Dabei nimmt der Prozess selbst nur eine untergeordnete Rolle der Erzählung ein. Wer die Nachtigall stört ist kein Krimi im eigentlichen Sinn. Es ist eine Schilderung des Heranwachsens in einer Zeit, die von großen Entbehrungen geprägt war. Mit der Zeit, die Scout und Jem mit ihrem Vater verbringen, da es ihnen selbst an nichts mangelt und ihre Familie angesehen ist, beschreibt die Geschichte gleichzeitig ein Kindheitsidyll, dem sich der große Kontext des menschlichen Zusammenlebens erst nach und nach erschließt. Spätestens dann, wenn Scout auf dem Schulhof eine nie gekannte Ablehnung entgegenschlägt in Anbetracht dessen, wofür sich ihr Vater einsetzt, selbst wenn es bedeutet, dass er dafür bei seinen Mitmenschen in Ungnade fällt. Durch den Blickwinkel der Kinder behält sich die Geschichte nicht nur eine gewisse Unschuld, sondern auch eine Neugier, wenn es um die Eigenheiten der Nachbarinnen und Nachbarn geht.
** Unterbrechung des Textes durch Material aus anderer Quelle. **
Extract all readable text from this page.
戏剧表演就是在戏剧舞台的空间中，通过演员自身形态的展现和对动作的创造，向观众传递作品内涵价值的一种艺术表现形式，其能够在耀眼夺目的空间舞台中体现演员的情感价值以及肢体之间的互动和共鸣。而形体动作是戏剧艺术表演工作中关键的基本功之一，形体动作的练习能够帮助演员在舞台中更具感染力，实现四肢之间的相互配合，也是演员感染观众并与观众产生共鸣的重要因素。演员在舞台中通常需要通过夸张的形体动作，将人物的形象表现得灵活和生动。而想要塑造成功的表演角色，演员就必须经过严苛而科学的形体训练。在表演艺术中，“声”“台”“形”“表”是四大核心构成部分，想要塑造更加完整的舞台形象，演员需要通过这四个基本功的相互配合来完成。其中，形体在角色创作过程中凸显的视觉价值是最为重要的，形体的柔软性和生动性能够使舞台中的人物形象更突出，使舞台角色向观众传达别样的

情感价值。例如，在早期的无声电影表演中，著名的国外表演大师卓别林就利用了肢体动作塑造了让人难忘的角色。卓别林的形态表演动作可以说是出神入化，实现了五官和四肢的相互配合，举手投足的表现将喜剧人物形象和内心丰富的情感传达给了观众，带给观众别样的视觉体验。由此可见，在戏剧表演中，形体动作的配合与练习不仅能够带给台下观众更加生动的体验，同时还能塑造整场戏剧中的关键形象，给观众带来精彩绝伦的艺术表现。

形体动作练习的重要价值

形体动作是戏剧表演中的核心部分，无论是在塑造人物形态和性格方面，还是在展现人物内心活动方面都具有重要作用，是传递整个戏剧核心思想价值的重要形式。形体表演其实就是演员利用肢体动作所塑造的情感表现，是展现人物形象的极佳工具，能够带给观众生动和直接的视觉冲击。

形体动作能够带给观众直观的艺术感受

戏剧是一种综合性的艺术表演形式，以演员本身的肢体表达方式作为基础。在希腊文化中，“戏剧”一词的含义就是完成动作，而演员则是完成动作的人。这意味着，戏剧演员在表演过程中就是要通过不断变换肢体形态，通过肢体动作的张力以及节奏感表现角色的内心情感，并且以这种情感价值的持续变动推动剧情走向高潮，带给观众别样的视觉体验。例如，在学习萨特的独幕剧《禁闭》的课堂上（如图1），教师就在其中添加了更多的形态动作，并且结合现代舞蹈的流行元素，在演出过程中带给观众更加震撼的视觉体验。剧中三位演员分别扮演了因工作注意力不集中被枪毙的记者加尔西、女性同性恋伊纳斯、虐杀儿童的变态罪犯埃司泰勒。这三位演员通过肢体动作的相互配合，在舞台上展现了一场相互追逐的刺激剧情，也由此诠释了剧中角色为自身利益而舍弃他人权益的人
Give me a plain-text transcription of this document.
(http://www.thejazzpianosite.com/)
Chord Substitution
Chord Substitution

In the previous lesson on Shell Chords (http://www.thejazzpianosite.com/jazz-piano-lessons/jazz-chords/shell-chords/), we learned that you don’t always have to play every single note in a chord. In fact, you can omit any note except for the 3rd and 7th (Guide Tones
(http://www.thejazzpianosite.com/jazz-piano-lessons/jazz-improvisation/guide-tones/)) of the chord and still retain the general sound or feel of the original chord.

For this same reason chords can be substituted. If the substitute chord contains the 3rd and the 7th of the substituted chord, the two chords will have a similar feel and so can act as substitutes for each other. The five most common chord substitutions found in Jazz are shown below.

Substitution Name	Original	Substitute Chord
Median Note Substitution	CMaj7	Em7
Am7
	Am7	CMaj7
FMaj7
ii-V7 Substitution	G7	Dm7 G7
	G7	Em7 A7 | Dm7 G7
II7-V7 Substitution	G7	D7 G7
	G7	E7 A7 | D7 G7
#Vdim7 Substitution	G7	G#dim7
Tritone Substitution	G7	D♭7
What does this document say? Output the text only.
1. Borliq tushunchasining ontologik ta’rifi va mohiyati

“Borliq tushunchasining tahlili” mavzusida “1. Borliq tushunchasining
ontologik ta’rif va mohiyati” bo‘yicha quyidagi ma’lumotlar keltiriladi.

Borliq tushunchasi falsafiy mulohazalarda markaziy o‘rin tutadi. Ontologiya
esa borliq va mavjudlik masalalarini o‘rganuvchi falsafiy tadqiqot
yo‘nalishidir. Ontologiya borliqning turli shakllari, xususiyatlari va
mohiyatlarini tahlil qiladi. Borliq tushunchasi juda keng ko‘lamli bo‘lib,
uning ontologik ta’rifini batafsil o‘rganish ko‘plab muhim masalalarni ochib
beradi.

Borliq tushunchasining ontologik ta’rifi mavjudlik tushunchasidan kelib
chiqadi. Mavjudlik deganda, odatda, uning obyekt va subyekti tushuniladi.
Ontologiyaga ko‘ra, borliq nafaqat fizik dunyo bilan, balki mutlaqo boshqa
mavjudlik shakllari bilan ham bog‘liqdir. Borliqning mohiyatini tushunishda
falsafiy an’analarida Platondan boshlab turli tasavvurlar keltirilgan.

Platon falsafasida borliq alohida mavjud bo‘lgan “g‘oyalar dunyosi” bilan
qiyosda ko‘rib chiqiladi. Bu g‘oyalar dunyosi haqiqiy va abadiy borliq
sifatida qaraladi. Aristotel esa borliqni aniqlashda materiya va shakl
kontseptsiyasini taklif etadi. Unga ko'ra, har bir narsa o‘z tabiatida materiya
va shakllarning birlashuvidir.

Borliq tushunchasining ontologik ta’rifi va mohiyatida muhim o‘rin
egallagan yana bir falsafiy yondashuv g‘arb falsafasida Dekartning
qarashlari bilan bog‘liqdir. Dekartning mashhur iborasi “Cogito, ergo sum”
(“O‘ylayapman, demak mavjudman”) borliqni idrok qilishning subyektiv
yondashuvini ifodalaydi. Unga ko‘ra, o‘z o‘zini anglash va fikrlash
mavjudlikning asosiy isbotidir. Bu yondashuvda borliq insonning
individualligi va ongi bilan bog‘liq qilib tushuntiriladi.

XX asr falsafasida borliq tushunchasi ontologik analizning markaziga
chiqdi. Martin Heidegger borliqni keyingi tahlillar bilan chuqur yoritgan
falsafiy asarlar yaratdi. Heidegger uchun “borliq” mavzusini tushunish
Im Fall von Boo Radley, dessen Figur lange vorbereitet, am Ende wichtig wird, führt dies dazu, dass die Kinder ihre Vorurteile hinterfragen und Erzählungen von anderen nicht als unumstößliche Wahrheiten einzuordnen lernen. In dem langen Nachhall nach Ende des Prozesses, kommen die Themen der Geschichte um Vorurteile und Verbrechen auf eine Art und Weise zusammen, welche die Kinder gewissermaßen ihrer Unschuld beraubt.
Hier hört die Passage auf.